Versmolder sitzt auf den Philippinen fest und fühlt sich im Stich gelassen

Der Versmolder Marco Ventker sitzt auf der philippinischen Insel Mindanao fest. Er fühlt sich von der Bundesregierung im Stich gelassen.

Marion Bulla

Marco Ventker (grüßend hinten Mitte) auf den Philippinen. Er ist bei der Familie seiner Freundin untergekommen. - © Privat
Marco Ventker (grüßend hinten Mitte) auf den Philippinen. Er ist bei der Familie seiner Freundin untergekommen. (© Privat)

Versmold. Marco Ventker hatte sich sehr auf seinen Urlaub auf den Philippinen gefreut. Am 9. März ging die Reise zur Insel Mindanao los. Dann kam die Corona-Pandemie und alles änderte sich schlagartig. So wurde etwa das Hotelzimmer, das der 43-Jährige bereits im Januar gebucht hatte, kurzfristig storniert. Doch der Versmolder hatte Glück. „Gott sei Dank konnte ich bei der Familie meiner Freundin unterkommen", erzählt Ventker und fügt an, es tue ihm aber sehr leid für die, die kein Zimmer bekämen, weil sie Touristen seien. Auch würde das Geld, so sei ihm berichtet worden, bei vielen langsam knapp.
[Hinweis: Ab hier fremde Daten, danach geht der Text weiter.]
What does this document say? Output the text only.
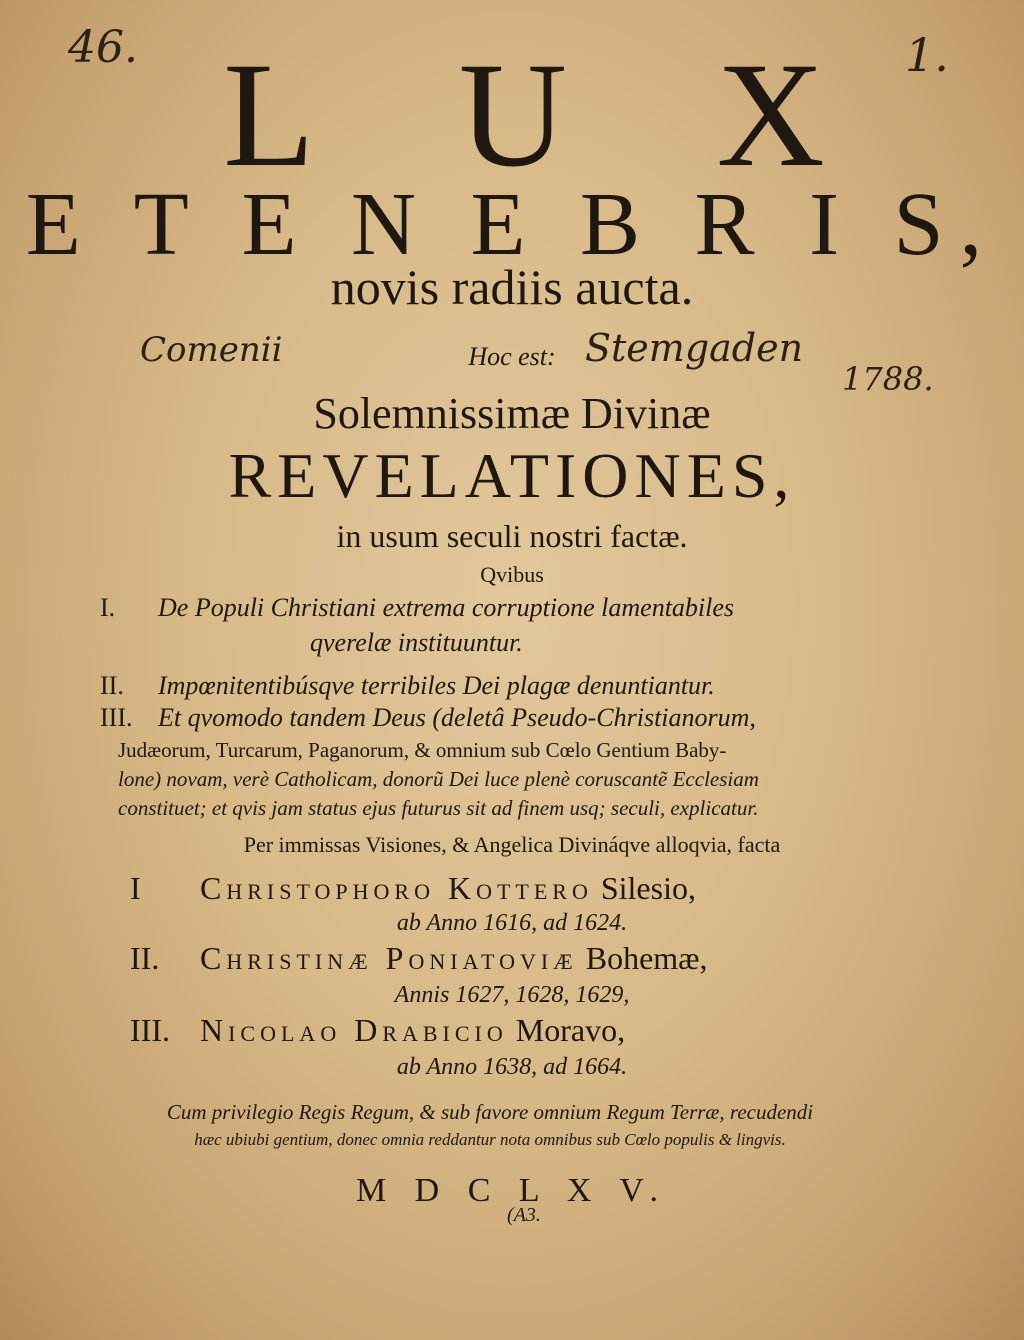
46.	1.
Comenii	Stemgaden
1788.
L U X
E T E N E B R I S,
novis radiis aucta.
Hoc est:
Solemnissimæ Divinæ
REVELATIONES,
in usum seculi nostri factæ.
Qvibus
I. De Populi Christiani extrema corruptione lamentabiles
qverelæ instituuntur.
II. Impœnitentibúsqve terribiles Dei plagæ denuntiantur.
III. Et qvomodo tandem Deus (deletâ Pseudo-Christianorum,
Judæorum, Turcarum, Paganorum, & omnium sub Cœlo Gentium Baby-
lone) novam, verè Catholicam, donorũ Dei luce plenè coruscantẽ Ecclesiam
constituet; et qvis jam status ejus futurus sit ad finem usq; seculi, explicatur.
Per immissas Visiones, & Angelica Divináqve alloqvia, facta
I Christophoro Kottero Silesio,
ab Anno 1616, ad 1624.
II. Christinæ Poniatoviæ Bohemæ,
Annis 1627, 1628, 1629,
III. Nicolao Drabicio Moravo,
ab Anno 1638, ad 1664.
Cum privilegio Regis Regum, & sub favore omnium Regum Terræ, recudendi
hæc ubiubi gentium, donec omnia reddantur nota omnibus sub Cœlo populis & lingvis.
M D C L X V.
(A3.
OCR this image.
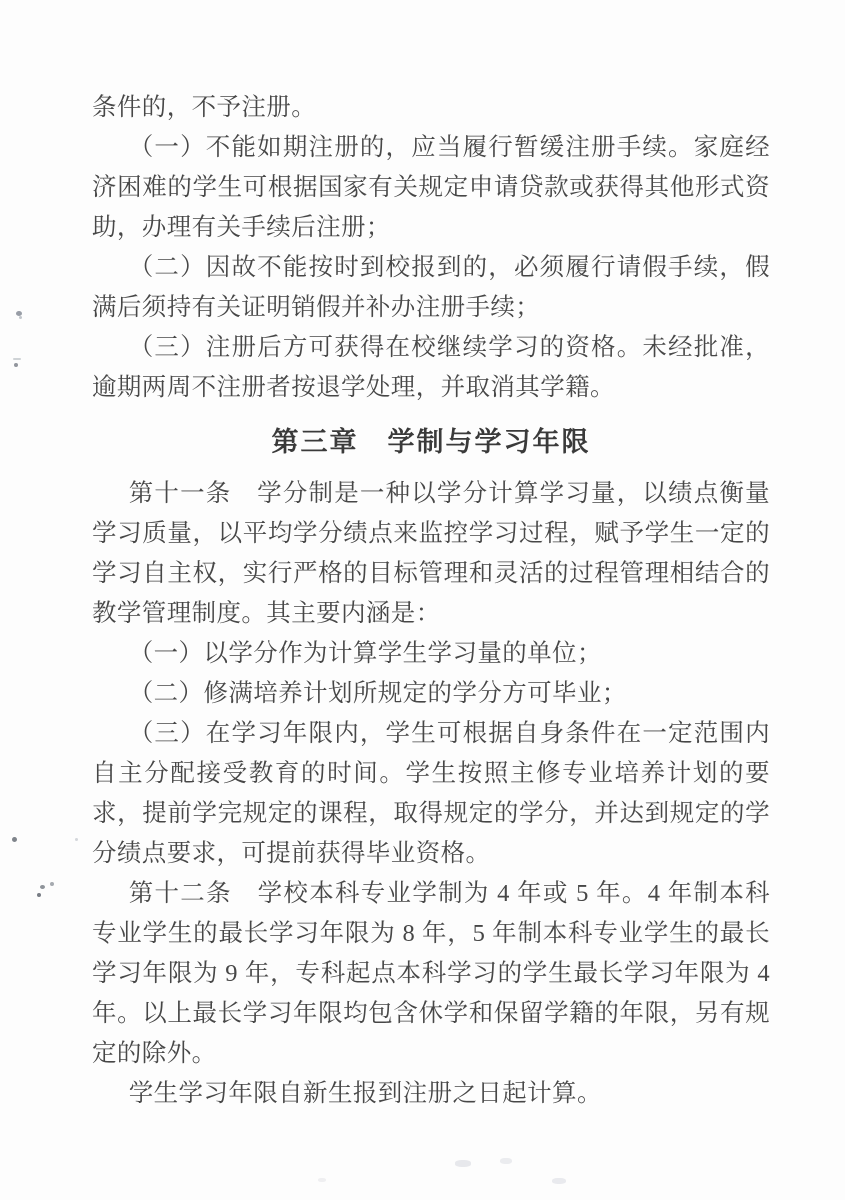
条件的，不予注册。

（一）不能如期注册的，应当履行暂缓注册手续。家庭经济困难的学生可根据国家有关规定申请贷款或获得其他形式资助，办理有关手续后注册；

（二）因故不能按时到校报到的，必须履行请假手续，假满后须持有关证明销假并补办注册手续；

（三）注册后方可获得在校继续学习的资格。未经批准，逾期两周不注册者按退学处理，并取消其学籍。

第三章　学制与学习年限

第十一条　学分制是一种以学分计算学习量，以绩点衡量学习质量，以平均学分绩点来监控学习过程，赋予学生一定的学习自主权，实行严格的目标管理和灵活的过程管理相结合的教学管理制度。其主要内涵是：

（一）以学分作为计算学生学习量的单位；

（二）修满培养计划所规定的学分方可毕业；

（三）在学习年限内，学生可根据自身条件在一定范围内自主分配接受教育的时间。学生按照主修专业培养计划的要求，提前学完规定的课程，取得规定的学分，并达到规定的学分绩点要求，可提前获得毕业资格。

第十二条　学校本科专业学制为 4 年或 5 年。4 年制本科专业学生的最长学习年限为 8 年，5 年制本科专业学生的最长学习年限为 9 年，专科起点本科学习的学生最长学习年限为 4 年。以上最长学习年限均包含休学和保留学籍的年限，另有规定的除外。

学生学习年限自新生报到注册之日起计算。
Eigentlich hatte Marco Ventker bis zum 29. März bleiben wollen, doch aufgrund der Ereignisse wollte er jetzt vorher die Gelegenheit nutzen, in den Sonderflieger zu steigen, den die Bundesregierung für gestrandete Urlauber schickte. „Mein Visum reicht nur für 30 Tage, und die Situation hier ist völlig unklar. Und Urlaub kann man meinen Aufenthalt hier wohl auch nicht mehr nennen", bemerkt er frustriert.

Doch die Rückreise hat zu seinem Bedauern nicht geklappt. „Es gab für 1.000 Deutsche nur ein Flugzeug.Und das landete nach 17 Stunden erst einmal in Manila. Mindanao liegt nur eine Stunde entfernt. Hier gibt es einen großen Flughafen, doch der wurde nicht angeflogen. Wir sollen selbst gucken, wie wir von hier wegkommen, doch wie? Alle Flughäfen sind gesperrt. Es gibt einfach keine Flüge. Zumindest von hier aus nicht. Außerdem habe ich als Tourist eine 14-tägige Ausgangssperre. Ein Widerspruch in sich. Ich fühle mich einfach im Stich gelassen", stellt Ventker enttäuscht fest. Gleichwohl betont er, dass es ihm selbst gut gehe. Doch es gebe viele andere, denen es nicht so ergehe.

Der Konsul rät, mit längerer Wartezeit zu rechnen

Auch auf den Philippinen herrsche große Panik vor Corona. Bei zahlreichen Gelegenheiten werde Fieber gemessen, und die meisten Geschäfte hätten bereits geschlossen. Europäer würden zwar nicht schief angeschaut, aber Abstand halten hieße die Devise. Schließlich gehören die Philippinen zu den besonders betroffenen Gebieten. „Wir wissen nicht, was wir tun sollen", erklärt der Versmolder und hofft nun, dass er doch noch, bevor sein Visum abläuft zurück in die Heimat kann.

Marco Ventker hatte, um Schwierigkeiten mit den Behörden zu vermeiden, beim zuständigen deutschen Konsul in Davoa City angefragt, wie er sein Visum verlängern könne. „Planen Sie längere Wartezeiten ein und verlängern Sie nicht nur für einen Monat. Das hat man mir gemailt. So sieht das grad aus hier", sagt Marco Ventker. Dennoch ist er zuversichtlich, dass auch er bald in den Flieger nach Hause steigen kann.